I have updated my model to support dynamic batch-

Netron shows-

INPUTS

name: input0

type: float32[N,3,640,640]

OUTPUTS

name: locs

type: float32[N,16800,4]

name: scores

type: float32[N,16800,2]

name: landmarks

type: float32[N,16800,10]

Please let me know if this is fine and i can use "trtexec --maxBatch=9 --onnx=onnx-model --saveEngine=output.engine "?

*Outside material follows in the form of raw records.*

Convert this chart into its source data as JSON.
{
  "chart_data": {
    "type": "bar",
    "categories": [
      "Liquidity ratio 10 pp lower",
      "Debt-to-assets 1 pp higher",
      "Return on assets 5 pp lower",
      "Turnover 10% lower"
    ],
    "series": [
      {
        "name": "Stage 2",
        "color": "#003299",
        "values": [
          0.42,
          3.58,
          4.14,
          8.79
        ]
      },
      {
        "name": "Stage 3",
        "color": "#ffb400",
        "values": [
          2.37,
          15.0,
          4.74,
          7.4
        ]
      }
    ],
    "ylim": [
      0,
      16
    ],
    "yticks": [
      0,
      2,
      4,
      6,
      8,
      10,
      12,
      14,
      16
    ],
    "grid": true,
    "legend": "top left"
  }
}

Hi closing the issue as i got it working with command-
trtexec --explicitBatch
–shapes=input0:6x3x640x640
–optShapes=input0:2x3x640x640
–minShapes=input0:1x3x640x640
–maxShapes=input0:12x3x640x640
–onnx=mnet_025_mean_fixed_640_op11_dyn_simplified.onnx
–saveEngine=mnet_025_mean_fixed_640_op11_dyn_simplified.engine

Thanks for the support and important information.